On March 17, 2015, this court directed Appellants to show cause why the first filed corrected brief should not be stricken and why this appeal should not be dismissed for failure to file an opening brief in compliance with the court’s rules. That order was in response to a motion from JPMorgan that noted that Appellants’ opening brief exceeded 14,000 words if, inter alia, Appellants had not deleted spaces between various words in the brief.
The Federal Rules of Appellate Procedure limit an appellant’s opening brief to 14,000 “words.” Fed. R. App. 32(a)(7). Appellants attempted in their first corrected brief to create “words” by squeezing various words together and deleting the spaces that should appear between the words. For example, the following is not one word, although that is how it appears on page 3 of Appellants’ first corrected opening brief:
Instead, when written properly, it is 14 words: Thorner v. Sony Computer Entm’t Am. LLC, 669 F.3d 1362, 1365 (Fed. Cir. 2012). Similar matters appeared throughout the brief.
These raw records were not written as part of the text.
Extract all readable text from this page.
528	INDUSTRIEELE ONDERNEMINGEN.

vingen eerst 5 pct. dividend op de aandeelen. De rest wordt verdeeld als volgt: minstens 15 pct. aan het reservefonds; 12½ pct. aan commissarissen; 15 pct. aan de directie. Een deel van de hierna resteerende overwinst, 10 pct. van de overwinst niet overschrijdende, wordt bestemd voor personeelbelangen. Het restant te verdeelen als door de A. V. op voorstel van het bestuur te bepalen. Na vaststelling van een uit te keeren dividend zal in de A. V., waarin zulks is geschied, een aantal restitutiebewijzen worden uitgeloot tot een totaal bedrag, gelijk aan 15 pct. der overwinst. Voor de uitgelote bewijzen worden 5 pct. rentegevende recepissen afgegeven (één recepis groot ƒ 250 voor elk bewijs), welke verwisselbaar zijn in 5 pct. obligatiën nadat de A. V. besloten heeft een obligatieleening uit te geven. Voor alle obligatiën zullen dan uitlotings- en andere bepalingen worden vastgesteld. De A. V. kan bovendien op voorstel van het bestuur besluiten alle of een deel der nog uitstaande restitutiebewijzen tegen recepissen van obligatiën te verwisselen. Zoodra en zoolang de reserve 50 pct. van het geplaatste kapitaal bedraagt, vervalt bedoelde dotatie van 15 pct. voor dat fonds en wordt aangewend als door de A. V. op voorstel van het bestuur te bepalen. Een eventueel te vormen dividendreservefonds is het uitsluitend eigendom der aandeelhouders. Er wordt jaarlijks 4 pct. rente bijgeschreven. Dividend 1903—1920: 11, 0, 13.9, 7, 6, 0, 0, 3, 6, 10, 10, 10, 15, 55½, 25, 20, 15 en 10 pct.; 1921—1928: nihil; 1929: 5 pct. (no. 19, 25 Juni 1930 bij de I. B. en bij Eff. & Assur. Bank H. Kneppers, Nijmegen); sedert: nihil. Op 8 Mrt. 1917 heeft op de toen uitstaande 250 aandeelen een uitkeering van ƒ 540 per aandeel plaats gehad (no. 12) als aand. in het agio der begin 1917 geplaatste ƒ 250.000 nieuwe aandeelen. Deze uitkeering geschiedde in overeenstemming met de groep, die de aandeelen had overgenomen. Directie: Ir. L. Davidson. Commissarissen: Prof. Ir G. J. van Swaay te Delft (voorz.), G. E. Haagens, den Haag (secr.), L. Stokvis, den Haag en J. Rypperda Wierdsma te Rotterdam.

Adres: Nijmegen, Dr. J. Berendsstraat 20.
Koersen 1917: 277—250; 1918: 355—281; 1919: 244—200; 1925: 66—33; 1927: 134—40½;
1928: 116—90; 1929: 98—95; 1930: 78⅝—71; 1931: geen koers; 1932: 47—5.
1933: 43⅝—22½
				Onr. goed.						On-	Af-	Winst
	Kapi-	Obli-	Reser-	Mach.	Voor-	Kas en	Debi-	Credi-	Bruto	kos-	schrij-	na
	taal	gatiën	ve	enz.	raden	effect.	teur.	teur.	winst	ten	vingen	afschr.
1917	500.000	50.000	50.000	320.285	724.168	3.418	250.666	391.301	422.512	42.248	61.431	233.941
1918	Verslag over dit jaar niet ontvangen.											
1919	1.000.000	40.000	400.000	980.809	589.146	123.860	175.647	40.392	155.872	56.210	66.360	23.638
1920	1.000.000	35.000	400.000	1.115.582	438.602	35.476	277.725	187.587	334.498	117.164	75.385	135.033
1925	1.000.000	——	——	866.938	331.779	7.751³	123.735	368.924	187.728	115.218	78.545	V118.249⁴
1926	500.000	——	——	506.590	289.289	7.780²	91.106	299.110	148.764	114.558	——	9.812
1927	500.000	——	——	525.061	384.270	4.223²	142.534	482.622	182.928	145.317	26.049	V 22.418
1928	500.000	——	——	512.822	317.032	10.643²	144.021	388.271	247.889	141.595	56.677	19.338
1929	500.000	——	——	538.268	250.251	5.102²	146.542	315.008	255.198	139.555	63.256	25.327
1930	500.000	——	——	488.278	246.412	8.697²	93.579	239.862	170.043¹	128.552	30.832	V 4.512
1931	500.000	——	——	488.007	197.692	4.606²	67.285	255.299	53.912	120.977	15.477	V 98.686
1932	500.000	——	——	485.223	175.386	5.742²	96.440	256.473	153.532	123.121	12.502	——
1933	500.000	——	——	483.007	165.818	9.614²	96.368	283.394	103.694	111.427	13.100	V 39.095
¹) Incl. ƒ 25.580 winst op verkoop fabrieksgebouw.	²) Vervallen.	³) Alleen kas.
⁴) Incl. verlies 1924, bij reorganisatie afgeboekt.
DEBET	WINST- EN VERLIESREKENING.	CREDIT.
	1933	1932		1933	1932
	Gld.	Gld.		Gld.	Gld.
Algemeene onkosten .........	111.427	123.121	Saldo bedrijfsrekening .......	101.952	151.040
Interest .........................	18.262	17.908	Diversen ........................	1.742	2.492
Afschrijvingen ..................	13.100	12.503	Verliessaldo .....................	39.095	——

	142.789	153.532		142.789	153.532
In the alternative, Appellants move for leave to file a new “corrected brief.” The new corrected brief does not bring the actual word count below 14,000 words. For example, the new corrected brief would, instead of deleting spaces between words in case citations, replace various phrases or case citations with abbreviations such as “TOA1” and list those citations only in the table of authorities. The Appellants also use abbreviations such as “CR1” to cross-reference to something that was stated earlier in the brief, although it is so poorly explained that it is nearly incomprehensible. Neither the previously filed brief nor the most recent proffered corrected brief comply with the court’s rules. Instead, they represent an attempt to file briefs that, if written properly, exceed the permitted word limitation.
Appellants have failed to show cause why the brief should not be stricken and why the appeal should not be dismissed. Pursuant to the court’s March 17, 2015 order, the appeal is dismissed.